Note K – Income Taxes

The Company’s effective income tax rate is calculated as the amount of income tax expense (benefit) divided by income from continuing operations before income taxes.  For the three-month periods ended March 31, 2019 and 2018, the Company’s effective income tax rates were as follows:



 

 

 



2019

 

2018

Three months ended March 31

32.1%

 

530.2%

The effective tax rates for most periods where earnings are generated, generally exceed the U.S. statutory tax rate due to several factors, including:  the effects of income generated in foreign tax jurisdictions, certain of which have income tax rates that are higher than the U.S. Federal rate; U.S. state tax expense; and certain expenses, including exploration and other expenses in certain foreign jurisdictions, for which no income tax benefits are available or are not presently being recorded due to a lack of reasonable certainty of adequate future revenue against which to utilize these expenses as deductions.  Conversely, the effective tax rates for most periods where losses are incurred generally are lower than U.S. statutory tax rate of 21% due to similar reasons. 
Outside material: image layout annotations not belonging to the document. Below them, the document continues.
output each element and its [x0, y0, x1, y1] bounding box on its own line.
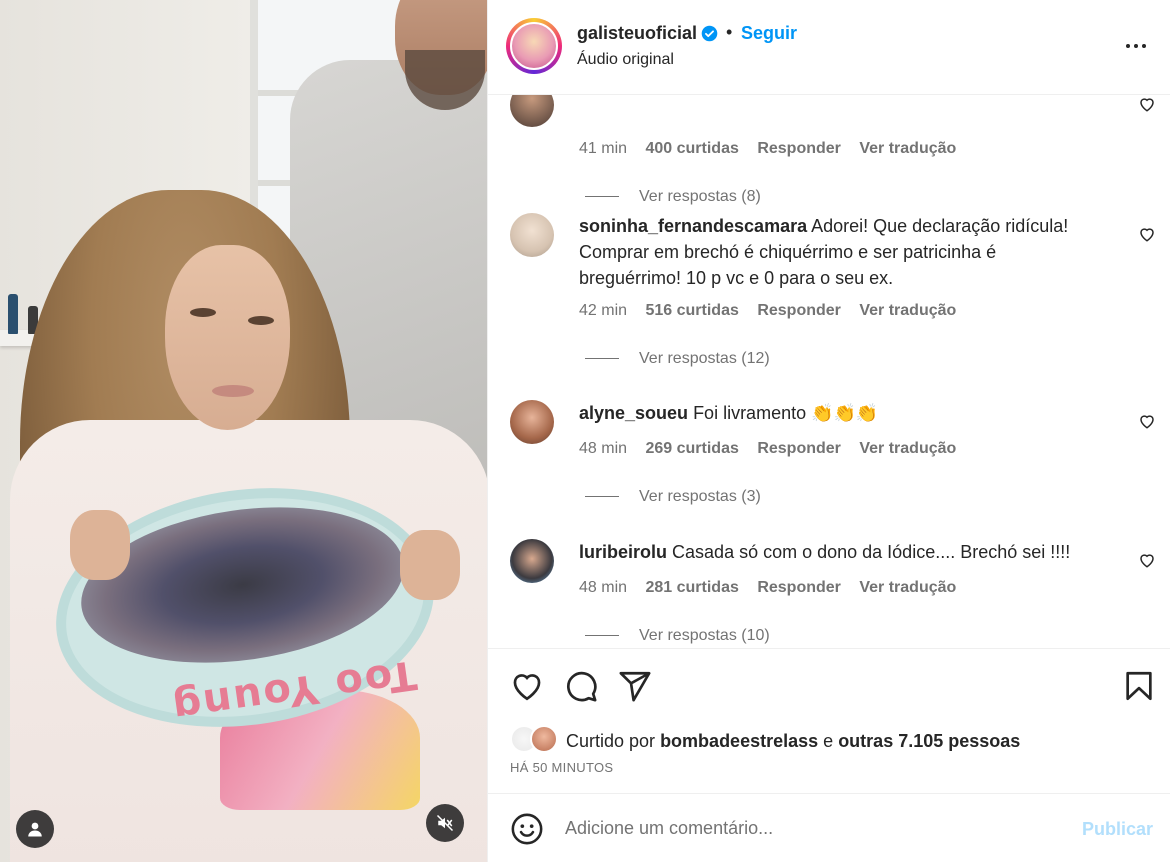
comment-text: Casada só com o dono da Iódice.... Brech…	[672, 542, 1071, 562]
reply-button[interactable]: Responder	[757, 140, 841, 157]
liker-avatar	[530, 725, 558, 753]
comment-username[interactable]: soninha_fernandescamara	[579, 216, 807, 236]
liked-by-prefix: Curtido por	[566, 731, 656, 751]
comment-meta: 48 min 281 curtidas Responder Ver traduç…	[579, 579, 970, 597]
view-replies[interactable]: Ver respostas (3)	[585, 488, 761, 506]
comment-likes[interactable]: 400 curtidas	[645, 140, 738, 157]
comment-input[interactable]	[565, 818, 1065, 839]
comment-time[interactable]: 42 min	[579, 302, 627, 319]
share-send-icon[interactable]	[618, 669, 652, 703]
view-replies[interactable]: Ver respostas (12)	[585, 350, 770, 368]
comment-meta: 48 min 269 curtidas Responder Ver traduç…	[579, 440, 970, 458]
commenter-avatar[interactable]	[510, 400, 554, 444]
more-options-icon[interactable]	[1124, 36, 1148, 56]
liked-by-user[interactable]: bombadeestrelass	[660, 731, 818, 751]
reply-button[interactable]: Responder	[757, 440, 841, 457]
liked-by-text: Curtido por bombadeestrelass e outras 7.…	[566, 731, 1020, 752]
comment-username[interactable]: alyne_soueu	[579, 403, 688, 423]
translate-button[interactable]: Ver tradução	[859, 579, 956, 596]
person-hand	[400, 530, 460, 600]
person-mouth	[212, 385, 254, 397]
comment-meta: 41 min 400 curtidas Responder Ver traduç…	[579, 140, 970, 158]
like-comment-icon[interactable]	[1138, 551, 1156, 569]
user-tag-icon	[28, 822, 42, 837]
mute-button[interactable]	[426, 804, 464, 842]
translate-button[interactable]: Ver tradução	[859, 302, 956, 319]
person-face	[165, 245, 290, 430]
view-replies[interactable]: Ver respostas (10)	[585, 627, 770, 645]
author-avatar[interactable]	[506, 18, 562, 74]
author-username[interactable]: galisteuoficial	[577, 23, 697, 44]
like-heart-icon[interactable]	[510, 669, 544, 703]
comment-text: Foi livramento 👏👏👏	[693, 403, 879, 423]
liked-by-others[interactable]: outras 7.105 pessoas	[838, 731, 1020, 751]
comment-meta: 42 min 516 curtidas Responder Ver traduç…	[579, 302, 970, 320]
comment-likes[interactable]: 281 curtidas	[645, 579, 738, 596]
verified-badge-icon	[701, 25, 718, 42]
comment-time[interactable]: 41 min	[579, 140, 627, 157]
comment-likes[interactable]: 516 curtidas	[645, 302, 738, 319]
publish-button[interactable]: Publicar	[1082, 819, 1153, 840]
view-replies-label[interactable]: Ver respostas (8)	[639, 188, 761, 205]
user-tag-button[interactable]	[16, 810, 54, 848]
view-replies[interactable]: Ver respostas (8)	[585, 188, 761, 206]
bookmark-save-icon[interactable]	[1122, 669, 1156, 703]
comment-time[interactable]: 48 min	[579, 579, 627, 596]
comments-list[interactable]: 41 min 400 curtidas Responder Ver traduç…	[488, 95, 1170, 648]
view-replies-label[interactable]: Ver respostas (10)	[639, 627, 770, 644]
translate-button[interactable]: Ver tradução	[859, 140, 956, 157]
like-comment-icon[interactable]	[1138, 95, 1156, 113]
emoji-icon[interactable]	[510, 812, 544, 846]
view-replies-label[interactable]: Ver respostas (12)	[639, 350, 770, 367]
commenter-avatar[interactable]	[510, 95, 554, 127]
post-media[interactable]: Too Young	[0, 0, 487, 862]
comment-body: soninha_fernandescamara Adorei! Que decl…	[579, 213, 1099, 291]
view-replies-label[interactable]: Ver respostas (3)	[639, 488, 761, 505]
original-audio-link[interactable]: Áudio original	[577, 51, 674, 69]
reply-button[interactable]: Responder	[757, 579, 841, 596]
follow-button[interactable]: Seguir	[741, 23, 797, 44]
person-eye	[190, 308, 216, 317]
reply-button[interactable]: Responder	[757, 302, 841, 319]
comment-bubble-icon[interactable]	[564, 669, 598, 703]
comment-time[interactable]: 48 min	[579, 440, 627, 457]
comment-body: luribeirolu Casada só com o dono da Iódi…	[579, 539, 1099, 565]
like-comment-icon[interactable]	[1138, 225, 1156, 243]
comment-likes[interactable]: 269 curtidas	[645, 440, 738, 457]
post-side-panel: galisteuoficial • Seguir Áudio original …	[487, 0, 1170, 862]
add-comment-bar: Publicar	[488, 793, 1170, 862]
header-separator: •	[726, 22, 733, 42]
commenter-avatar[interactable]	[510, 213, 554, 257]
commenter-avatar[interactable]	[510, 539, 554, 583]
like-comment-icon[interactable]	[1138, 412, 1156, 430]
translate-button[interactable]: Ver tradução	[859, 440, 956, 457]
muted-speaker-icon	[436, 814, 454, 832]
shelf-bottle	[8, 294, 18, 334]
person-eye	[248, 316, 274, 325]
comment-username[interactable]: luribeirolu	[579, 542, 667, 562]
person-hand	[70, 510, 130, 580]
post-header: galisteuoficial • Seguir Áudio original	[488, 0, 1170, 95]
liked-by-conj: e	[823, 731, 834, 751]
comment-body: alyne_soueu Foi livramento 👏👏👏	[579, 400, 1099, 426]
post-timestamp[interactable]: HÁ 50 MINUTOS	[510, 760, 613, 775]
The effective tax rate for the three-month period ended March 31, 2019 was above the U.S. statutory tax rate of 21% primarily due to exploration expenses in certain foreign jurisdictions in which no income tax benefit is available.  These impacts were partially offset by no tax applied to the pre-tax income of the noncontrolling interest in MP GOM.

The effective tax rate for the three-month period ended March 31, 2018 was above the statutory tax rate primarily due to the impact of the IRS’s April 2, 2018 guidance allowing for the preservation of 2017 operating loss carryforwards under the 2017 Tax Act’s taxation of unrepatriated foreign earnings.  The preservation of the tax loss carryforward reduced the deferred tax expense by $156 million and resulted in a $36 million charge to taxes payable for a net $120 million tax benefit.

The Company’s tax returns in multiple jurisdictions are subject to audit by taxing authorities.  These audits often take multiple years to complete and settle.  Although the Company believes that recorded liabilities for unsettled issues are adequate, additional gains or losses could occur in future years from resolution of outstanding unsettled matters.  As of March 31, 2019, the earliest years remaining open for audit and/or settlement in our major taxing jurisdictions are as follows: United States – 2015; Canada – 2013; Malaysia – 2012; and United Kingdom – 2017.